Last week I had the opportunity to attend Japanese Text Mining, an extraordinary four-day workshop held at Emory University and sponsored by the Japan Foundation (and numerous other organization listed at the link). I say extraordinary because surely this cutting edge topic has never been explored this deeply and for this long by a group of 20+ people in the United States--and perhaps not even in Japan. Our group was a diverse mix of students, professors, and librarians; one person came from Canada and one directly from Japan to attend the workshop.
Another extraordinary aspect to the gathering was the strong presence of the University of Michigan. Two of our PhD students were in attendance: Paula Curtis and Melissa Van Wyk. Plus three alums of our PhD program: Brian Dowdle, Hoyt Long, and Molly Des Jardin! The latter two served as our instructors, along with the brilliant Mark Ravina, a professor of Japanese history at Emory who organized, instructed, and generally made the entire event happen. The crew of graduate students he arranged to be ready to help out with our computing difficulties and coding questions was top-notch!

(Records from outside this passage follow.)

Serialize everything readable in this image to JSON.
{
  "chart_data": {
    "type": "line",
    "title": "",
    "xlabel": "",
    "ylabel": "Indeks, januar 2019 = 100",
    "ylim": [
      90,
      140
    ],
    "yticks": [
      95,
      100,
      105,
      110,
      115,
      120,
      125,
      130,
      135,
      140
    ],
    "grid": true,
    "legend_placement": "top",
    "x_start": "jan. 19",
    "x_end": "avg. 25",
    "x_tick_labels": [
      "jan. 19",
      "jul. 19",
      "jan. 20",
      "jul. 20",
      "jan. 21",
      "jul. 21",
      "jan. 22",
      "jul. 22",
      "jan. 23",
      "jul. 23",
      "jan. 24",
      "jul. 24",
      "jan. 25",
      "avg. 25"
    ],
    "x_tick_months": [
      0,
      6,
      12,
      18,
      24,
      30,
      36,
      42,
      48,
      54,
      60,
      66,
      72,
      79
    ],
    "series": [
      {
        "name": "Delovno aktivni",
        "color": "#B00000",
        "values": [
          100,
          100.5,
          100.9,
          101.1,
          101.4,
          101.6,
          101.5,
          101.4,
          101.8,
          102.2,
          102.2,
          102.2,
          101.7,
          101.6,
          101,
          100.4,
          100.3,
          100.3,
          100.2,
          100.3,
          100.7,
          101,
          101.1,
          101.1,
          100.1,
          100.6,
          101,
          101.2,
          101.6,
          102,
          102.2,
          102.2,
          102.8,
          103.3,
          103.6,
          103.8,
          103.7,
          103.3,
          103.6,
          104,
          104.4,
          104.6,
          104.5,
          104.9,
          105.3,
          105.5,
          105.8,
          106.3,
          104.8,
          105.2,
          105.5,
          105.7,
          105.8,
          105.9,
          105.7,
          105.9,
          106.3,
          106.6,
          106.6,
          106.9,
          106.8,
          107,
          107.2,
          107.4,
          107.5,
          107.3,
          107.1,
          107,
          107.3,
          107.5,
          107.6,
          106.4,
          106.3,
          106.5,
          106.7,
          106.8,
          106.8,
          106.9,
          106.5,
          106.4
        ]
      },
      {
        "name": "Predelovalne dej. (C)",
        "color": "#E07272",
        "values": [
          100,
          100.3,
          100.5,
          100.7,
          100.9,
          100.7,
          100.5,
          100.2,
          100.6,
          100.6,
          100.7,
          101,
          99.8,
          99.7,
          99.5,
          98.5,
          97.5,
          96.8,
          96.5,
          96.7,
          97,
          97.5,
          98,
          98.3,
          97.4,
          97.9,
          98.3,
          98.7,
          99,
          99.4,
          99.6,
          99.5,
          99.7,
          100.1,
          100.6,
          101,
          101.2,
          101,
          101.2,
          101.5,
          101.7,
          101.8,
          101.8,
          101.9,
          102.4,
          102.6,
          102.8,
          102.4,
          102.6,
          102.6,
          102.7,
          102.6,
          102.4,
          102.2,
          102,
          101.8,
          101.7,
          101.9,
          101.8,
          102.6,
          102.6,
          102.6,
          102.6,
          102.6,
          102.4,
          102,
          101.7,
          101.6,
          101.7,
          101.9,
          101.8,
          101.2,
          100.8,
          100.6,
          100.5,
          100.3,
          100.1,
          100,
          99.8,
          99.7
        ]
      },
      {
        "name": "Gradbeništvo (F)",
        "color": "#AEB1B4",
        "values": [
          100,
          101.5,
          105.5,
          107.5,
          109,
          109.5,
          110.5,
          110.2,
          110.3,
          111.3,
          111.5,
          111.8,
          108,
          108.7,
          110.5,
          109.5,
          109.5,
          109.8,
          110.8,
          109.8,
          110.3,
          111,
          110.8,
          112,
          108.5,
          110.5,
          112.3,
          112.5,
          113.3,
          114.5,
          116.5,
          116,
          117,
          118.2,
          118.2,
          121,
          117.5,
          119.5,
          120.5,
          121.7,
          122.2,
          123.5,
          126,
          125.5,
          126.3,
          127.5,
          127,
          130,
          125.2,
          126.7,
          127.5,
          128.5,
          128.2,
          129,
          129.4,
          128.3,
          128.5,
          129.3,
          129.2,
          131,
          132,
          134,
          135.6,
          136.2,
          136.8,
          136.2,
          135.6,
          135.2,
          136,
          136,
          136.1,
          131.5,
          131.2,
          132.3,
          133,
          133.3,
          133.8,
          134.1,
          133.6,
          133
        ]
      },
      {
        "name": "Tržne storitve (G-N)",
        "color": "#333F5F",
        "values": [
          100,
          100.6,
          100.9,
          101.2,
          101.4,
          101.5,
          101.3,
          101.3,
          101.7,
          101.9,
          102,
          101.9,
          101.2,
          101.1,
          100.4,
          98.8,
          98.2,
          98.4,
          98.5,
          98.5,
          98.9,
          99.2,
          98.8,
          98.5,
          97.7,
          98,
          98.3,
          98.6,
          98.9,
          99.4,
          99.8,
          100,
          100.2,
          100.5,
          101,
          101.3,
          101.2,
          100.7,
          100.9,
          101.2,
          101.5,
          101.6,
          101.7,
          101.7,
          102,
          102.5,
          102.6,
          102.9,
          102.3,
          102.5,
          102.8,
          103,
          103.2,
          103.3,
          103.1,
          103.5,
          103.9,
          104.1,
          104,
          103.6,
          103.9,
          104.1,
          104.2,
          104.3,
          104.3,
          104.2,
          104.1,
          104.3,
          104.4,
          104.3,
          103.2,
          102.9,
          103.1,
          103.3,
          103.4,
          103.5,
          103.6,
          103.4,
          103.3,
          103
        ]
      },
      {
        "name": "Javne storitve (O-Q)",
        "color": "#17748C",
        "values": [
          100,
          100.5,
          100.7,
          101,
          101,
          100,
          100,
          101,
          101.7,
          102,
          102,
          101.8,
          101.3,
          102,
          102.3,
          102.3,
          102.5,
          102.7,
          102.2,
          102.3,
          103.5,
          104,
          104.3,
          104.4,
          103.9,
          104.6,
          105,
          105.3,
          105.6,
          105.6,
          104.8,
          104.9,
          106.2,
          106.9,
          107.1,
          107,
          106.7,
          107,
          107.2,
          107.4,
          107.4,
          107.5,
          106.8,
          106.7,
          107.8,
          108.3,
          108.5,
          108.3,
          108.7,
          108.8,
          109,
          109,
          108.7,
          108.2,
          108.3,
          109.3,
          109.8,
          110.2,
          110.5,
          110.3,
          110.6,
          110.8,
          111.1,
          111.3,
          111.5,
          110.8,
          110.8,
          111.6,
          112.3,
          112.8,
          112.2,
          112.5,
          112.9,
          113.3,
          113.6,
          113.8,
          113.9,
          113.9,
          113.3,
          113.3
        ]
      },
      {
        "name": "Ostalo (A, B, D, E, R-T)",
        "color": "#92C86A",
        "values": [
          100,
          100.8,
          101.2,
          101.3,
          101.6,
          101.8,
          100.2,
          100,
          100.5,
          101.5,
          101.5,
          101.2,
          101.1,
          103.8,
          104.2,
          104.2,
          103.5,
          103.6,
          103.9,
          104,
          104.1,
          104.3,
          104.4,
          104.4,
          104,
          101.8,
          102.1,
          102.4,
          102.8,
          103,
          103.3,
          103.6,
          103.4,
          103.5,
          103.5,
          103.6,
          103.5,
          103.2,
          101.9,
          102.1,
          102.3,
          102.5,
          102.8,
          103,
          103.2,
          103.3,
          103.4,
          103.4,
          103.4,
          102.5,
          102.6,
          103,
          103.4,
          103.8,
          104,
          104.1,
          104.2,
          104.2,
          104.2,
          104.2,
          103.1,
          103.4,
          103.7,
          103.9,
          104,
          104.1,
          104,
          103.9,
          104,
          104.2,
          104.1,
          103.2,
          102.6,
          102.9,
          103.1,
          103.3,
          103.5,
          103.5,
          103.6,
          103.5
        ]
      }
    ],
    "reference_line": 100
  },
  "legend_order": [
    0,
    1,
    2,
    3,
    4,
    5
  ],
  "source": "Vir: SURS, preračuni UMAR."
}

Text mining is the process of analyzing data from natural language text to derive high quality information about it. That type of research activity has been going on for some time with regard to English language text. For example, one might process all of the writings of Charles Dickens to derive information about his patterns of language use over time. It is relatively straightforward to scan a page of printed English text and then use optical character recognition (OCR) to make the words in the text readable and searchable by a computer. Japanese text, however, does not usually have spaces between the words, so simply doing OCR on a text doesn’t get you as far, and even mere OCR of Japanese, alas, is not as straightforward as it is for English. If you want to know more, a rich starting point is Molly Des Jardin’s guide to the subject.
Our four days were packed with activities: presentations; hands-on work, including learning to use the coding language R to manipulate Japanese text once it had been successfully OCR’ed and broken into words (the technical term is “tokenized”); and lively discussion. We did a little tweeting under the hashtag #dhjapan, which we hope will be used for other Japanese digital humanities topics in the future. I am still processing everything I learned and the ways I would like to use it in future projects. Happily, the group intends to keep in touch and advance this exciting new area of scholarship.